Dei “comunisti” di oggi abbiamo invece parlato poco. “Non li conosco, non conosco D’Alema [allora a palazzo Chigi, Ndr]. Però lui mi sembra troppo solo e la sua maggioranza troppo litigiosa. Anch’io ero solo, ma finché ho vinto avevo il partito in pugno. Invece mi sembra che D’Alema non abbia il partito con sé, anzi”. Gli ho detto che i partiti non sono più quelli di una volta. Craxi è scoppiato a ridere e ha fatto una faccia contrita: “Mi stai dicendo che… non c’è neanche più il Pci? Allora siete messi davvero male, in Italia”. Poi mi ha parlato della sua amicizia con Pajetta, con Cossutta, con Chiaromonte: e mi è sembrato improvvisamente lontano, come sopravvissuto ad un naufragio, persino sperduto. Mi è sembrato anche, nettamente, un uomo di sinistra – un figlio della sinistra italiana, orgoglioso di esserlo.

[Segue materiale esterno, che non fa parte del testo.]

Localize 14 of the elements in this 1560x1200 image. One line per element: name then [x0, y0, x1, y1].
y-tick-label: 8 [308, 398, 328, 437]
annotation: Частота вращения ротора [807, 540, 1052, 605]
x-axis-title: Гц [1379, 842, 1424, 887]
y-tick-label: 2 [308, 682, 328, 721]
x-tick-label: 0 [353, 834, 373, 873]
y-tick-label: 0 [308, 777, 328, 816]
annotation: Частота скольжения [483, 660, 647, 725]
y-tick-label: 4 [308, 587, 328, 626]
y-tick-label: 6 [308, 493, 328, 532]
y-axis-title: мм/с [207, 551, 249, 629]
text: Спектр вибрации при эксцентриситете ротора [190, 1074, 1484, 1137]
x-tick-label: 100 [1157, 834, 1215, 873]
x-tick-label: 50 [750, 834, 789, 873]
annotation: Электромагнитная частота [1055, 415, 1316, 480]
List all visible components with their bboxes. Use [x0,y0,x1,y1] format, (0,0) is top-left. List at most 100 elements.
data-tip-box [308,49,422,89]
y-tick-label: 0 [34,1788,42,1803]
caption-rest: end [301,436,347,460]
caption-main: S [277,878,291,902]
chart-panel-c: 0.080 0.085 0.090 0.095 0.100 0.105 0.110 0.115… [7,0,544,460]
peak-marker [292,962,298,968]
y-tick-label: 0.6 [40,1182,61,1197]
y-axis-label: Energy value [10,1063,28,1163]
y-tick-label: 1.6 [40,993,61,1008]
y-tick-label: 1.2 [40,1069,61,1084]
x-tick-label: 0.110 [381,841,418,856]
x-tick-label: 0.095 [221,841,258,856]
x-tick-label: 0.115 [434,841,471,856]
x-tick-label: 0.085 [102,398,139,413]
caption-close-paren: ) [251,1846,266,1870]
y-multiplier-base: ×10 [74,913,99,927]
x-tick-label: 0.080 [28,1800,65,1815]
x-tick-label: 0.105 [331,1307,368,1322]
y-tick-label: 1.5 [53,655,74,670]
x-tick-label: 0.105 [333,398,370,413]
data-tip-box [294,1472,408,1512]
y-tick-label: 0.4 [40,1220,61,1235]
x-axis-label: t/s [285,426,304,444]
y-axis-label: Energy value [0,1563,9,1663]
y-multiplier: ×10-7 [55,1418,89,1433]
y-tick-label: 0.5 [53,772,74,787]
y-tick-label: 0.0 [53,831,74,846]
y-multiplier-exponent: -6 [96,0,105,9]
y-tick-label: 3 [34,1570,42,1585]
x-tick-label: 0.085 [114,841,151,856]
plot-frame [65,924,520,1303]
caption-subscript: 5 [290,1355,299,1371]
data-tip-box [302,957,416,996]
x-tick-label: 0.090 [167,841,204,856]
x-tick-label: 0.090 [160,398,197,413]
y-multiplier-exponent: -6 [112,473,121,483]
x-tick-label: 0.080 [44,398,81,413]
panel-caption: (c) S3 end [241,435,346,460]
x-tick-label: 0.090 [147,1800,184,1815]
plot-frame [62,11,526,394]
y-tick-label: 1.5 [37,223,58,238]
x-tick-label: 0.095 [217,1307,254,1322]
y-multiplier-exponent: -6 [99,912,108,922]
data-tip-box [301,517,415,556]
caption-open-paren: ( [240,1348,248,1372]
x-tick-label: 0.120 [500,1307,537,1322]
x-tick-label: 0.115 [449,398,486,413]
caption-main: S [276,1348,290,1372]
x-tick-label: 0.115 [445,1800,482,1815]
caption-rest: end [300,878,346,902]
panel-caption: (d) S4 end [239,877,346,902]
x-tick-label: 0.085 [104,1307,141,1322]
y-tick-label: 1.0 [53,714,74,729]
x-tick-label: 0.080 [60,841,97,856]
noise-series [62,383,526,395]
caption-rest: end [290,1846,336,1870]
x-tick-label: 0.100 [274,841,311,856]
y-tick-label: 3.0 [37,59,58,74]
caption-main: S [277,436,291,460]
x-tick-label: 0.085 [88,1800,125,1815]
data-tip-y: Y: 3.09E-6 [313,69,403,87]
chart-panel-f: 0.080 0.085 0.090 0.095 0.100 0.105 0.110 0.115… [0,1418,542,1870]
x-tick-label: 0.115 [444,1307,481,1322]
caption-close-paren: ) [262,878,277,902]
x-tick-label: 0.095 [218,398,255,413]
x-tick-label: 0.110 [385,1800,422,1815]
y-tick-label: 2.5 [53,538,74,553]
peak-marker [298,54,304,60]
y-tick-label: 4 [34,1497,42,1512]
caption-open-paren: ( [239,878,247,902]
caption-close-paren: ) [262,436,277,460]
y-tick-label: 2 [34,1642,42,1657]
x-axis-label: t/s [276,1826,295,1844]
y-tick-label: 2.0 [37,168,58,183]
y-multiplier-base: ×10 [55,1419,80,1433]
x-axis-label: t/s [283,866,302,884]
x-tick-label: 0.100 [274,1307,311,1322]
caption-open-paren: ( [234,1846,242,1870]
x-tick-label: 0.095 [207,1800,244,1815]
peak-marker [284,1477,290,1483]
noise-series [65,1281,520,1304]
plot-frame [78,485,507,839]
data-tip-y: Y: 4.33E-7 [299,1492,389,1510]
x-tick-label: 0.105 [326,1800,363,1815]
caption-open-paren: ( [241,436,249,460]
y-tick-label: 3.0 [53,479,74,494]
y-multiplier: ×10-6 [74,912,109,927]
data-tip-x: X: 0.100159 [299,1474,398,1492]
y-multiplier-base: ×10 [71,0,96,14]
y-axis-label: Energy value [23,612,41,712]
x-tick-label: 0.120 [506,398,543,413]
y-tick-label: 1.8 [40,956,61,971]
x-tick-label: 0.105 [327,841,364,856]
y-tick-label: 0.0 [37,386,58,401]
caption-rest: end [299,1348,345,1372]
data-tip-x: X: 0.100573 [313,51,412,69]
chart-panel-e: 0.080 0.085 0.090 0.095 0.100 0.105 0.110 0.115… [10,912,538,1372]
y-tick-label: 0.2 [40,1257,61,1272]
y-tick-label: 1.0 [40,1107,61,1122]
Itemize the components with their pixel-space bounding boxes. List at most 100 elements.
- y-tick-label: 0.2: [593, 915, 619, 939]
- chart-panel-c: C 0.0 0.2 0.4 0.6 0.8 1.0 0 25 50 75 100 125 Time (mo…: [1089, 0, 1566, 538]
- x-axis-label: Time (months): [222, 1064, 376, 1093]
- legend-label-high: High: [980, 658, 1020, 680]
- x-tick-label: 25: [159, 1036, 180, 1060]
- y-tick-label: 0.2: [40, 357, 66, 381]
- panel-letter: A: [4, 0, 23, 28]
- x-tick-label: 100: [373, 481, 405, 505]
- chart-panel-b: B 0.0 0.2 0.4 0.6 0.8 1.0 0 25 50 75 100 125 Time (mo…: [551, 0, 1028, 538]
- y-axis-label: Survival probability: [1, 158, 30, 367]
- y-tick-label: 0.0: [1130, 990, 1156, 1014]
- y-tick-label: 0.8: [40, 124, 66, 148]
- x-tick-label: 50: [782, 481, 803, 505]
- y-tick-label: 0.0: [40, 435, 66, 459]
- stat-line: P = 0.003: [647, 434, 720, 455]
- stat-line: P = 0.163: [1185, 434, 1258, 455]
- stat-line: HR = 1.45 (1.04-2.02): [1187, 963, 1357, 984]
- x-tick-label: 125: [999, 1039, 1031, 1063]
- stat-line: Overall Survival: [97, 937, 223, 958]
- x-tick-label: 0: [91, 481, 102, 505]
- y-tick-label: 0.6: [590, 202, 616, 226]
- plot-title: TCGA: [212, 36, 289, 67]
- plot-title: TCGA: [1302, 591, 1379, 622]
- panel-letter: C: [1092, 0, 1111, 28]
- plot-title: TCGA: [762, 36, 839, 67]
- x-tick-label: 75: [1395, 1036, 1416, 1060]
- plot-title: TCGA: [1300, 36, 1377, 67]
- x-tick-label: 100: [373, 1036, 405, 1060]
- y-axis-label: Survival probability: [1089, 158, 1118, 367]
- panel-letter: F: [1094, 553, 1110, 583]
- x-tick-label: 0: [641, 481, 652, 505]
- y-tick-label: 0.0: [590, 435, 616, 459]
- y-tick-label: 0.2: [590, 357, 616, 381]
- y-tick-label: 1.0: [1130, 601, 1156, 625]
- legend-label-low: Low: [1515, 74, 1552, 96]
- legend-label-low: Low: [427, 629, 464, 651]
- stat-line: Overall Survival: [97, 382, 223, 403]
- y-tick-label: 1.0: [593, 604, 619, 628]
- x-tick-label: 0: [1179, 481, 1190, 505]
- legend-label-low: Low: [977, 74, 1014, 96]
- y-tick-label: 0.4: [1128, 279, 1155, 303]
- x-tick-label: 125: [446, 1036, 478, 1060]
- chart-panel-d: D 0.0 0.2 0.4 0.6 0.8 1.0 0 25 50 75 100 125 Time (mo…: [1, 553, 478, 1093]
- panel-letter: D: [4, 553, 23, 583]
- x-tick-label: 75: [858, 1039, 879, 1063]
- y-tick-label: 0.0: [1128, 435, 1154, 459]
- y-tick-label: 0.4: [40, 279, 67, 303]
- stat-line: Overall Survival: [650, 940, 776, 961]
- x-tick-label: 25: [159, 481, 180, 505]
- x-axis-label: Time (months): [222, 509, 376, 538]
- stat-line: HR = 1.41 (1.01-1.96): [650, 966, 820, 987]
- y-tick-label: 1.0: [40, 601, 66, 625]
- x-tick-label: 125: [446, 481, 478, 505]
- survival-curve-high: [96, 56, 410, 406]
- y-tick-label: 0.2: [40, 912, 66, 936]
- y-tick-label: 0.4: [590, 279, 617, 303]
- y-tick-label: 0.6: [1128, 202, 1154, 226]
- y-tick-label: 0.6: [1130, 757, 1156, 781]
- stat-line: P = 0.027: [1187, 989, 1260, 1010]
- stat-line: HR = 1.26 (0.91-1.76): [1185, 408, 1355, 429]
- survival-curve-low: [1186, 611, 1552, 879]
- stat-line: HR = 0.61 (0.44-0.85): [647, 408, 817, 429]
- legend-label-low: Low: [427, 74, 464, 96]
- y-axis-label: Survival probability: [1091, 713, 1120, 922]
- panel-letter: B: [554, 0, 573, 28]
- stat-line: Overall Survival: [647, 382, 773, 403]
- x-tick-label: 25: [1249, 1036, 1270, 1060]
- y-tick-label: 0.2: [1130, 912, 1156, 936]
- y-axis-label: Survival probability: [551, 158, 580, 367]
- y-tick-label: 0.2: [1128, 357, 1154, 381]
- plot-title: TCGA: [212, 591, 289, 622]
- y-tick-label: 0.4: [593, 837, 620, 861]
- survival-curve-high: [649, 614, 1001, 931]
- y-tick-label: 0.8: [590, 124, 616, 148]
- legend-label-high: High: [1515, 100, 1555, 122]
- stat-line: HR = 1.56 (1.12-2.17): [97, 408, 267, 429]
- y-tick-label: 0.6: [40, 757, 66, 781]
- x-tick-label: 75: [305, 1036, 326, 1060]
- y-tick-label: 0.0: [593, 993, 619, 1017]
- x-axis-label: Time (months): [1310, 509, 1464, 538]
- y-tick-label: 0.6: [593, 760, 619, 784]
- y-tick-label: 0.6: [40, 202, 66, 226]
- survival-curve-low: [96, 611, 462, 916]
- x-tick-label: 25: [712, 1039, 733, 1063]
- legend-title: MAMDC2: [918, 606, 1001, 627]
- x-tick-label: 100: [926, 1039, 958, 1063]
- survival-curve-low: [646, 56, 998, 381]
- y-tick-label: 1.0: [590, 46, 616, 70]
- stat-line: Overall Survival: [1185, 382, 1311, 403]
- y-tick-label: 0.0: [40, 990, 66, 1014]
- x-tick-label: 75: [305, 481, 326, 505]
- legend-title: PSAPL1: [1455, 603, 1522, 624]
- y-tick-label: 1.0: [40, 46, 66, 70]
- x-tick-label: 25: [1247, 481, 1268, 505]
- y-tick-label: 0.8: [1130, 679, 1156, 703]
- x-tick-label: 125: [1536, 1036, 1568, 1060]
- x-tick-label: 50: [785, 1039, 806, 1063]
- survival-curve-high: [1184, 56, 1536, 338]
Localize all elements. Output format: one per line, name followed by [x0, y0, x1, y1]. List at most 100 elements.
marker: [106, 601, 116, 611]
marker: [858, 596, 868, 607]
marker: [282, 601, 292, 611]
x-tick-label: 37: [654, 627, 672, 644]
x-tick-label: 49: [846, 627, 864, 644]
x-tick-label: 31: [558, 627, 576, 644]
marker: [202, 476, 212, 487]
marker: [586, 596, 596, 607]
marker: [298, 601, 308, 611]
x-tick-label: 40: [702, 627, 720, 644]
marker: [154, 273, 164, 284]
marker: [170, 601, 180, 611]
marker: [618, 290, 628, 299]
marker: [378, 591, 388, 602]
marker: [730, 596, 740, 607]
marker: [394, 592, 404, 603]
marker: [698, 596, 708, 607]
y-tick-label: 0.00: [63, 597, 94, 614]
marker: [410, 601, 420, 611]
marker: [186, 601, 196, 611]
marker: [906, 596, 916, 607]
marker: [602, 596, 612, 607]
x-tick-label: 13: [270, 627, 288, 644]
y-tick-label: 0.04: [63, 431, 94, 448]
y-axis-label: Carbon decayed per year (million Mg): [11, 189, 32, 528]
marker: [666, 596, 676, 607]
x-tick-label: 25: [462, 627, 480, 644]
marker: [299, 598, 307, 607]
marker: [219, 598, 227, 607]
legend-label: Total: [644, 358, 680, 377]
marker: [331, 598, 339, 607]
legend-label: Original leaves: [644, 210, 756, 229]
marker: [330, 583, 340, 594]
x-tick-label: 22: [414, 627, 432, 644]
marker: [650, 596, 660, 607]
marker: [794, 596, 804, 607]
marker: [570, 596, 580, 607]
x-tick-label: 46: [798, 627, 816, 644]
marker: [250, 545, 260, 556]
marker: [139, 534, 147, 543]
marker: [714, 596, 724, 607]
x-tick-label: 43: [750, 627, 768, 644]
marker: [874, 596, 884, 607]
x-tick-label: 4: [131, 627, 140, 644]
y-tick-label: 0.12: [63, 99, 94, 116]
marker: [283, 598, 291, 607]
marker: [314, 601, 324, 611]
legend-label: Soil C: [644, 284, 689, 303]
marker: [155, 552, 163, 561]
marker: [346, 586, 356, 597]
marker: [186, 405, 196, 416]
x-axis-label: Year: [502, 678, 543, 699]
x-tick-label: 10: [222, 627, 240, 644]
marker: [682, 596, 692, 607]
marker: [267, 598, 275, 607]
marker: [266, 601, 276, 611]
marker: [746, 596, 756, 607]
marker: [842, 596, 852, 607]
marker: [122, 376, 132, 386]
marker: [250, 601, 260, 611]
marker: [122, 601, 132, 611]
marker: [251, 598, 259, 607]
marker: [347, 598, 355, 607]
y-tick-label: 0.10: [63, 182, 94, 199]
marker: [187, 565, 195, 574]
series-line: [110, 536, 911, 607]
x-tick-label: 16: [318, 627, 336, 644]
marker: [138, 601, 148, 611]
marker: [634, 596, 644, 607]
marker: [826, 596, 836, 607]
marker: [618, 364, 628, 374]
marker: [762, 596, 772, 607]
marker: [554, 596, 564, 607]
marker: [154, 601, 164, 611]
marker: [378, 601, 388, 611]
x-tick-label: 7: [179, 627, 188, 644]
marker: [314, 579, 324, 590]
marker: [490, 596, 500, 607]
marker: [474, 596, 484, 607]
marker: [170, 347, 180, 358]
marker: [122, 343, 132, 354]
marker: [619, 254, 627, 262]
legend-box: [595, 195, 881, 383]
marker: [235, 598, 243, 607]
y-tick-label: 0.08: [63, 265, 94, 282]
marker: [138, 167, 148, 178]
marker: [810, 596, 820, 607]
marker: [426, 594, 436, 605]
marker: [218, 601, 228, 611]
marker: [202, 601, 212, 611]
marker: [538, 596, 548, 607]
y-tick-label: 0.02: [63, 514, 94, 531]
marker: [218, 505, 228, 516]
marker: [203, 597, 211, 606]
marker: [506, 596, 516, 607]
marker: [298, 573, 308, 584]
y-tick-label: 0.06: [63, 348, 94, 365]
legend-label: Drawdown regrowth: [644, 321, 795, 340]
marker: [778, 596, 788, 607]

Tra i vezzi di Craxi c’è quello di fingere di non conoscere nulla dell’Italia (“Che cosa vuoi che sappia, io me ne sto qui, lontano…”). Al contrario, è molto informato, e non soltanto dalia lettura dei giornali: conosce i retroscena, coglie i dettagli, sa interpretare gli avvenimenti, ne intuisce l’evoluzione. Mi è sembrato davvero un politico puro, come ce ne sono pochi ormai: la politica è la sua passione, il suo demone, il suo destino.
Gli ho chiesto allora del suo giardino, delle palme, dei datteri: chissà perché, mi è venuto in mente Berlusconi che a Porta a porta ha mostrato alle telecamere il suo parco con la competenza di un giardiniere diplomato. Craxi invece ha subito tralasciato le piante, di cui evidentemente gli importa assai meno che della politica, e mi ha indicato un portico sul fondo: “Vedi quel tavolo laggiù? Tanti anni fa, quando viveva a Tunisi, cenammo con Arafat”. Ridacchia, come per confessare una marachella: “Tempo dopo, riguardando le foto di quella cena, mi accorsi che c’era anche Abu Abbas a tavola con noi… e io non sapevo neanche chi fosse”.
Prima di salutarmi, Bettino Craxi mi ha regalato un libriccino stampato a proprie spese. S’intitola Garibaldi e l’indipendenza della Tunisia e si conclude così: “La voce di Garibaldi suona ancora oggi nella storia dell’indipendenza dei popoli come un grande esempio di coerenza, di generosità e di umanità”. Nel salone di casa, poggiato ad una parete già ingombra di quadri, c’è un grande diploma che conferisce a Craxi il titolo di “generale garibaldino ad honorem”. L’ho rimproverato per la trascuratezza. “Hai ragione – ha detto Craxi – debbo proprio appenderlo uno di questi giorni”. Chissà, forse quel diploma sta lì da anni: tutto, ad Hammamet, ha un sapore provvisorio. Come se Craxi volesse convincersi di essere appena arrivato, di essere sul punto di ripartire.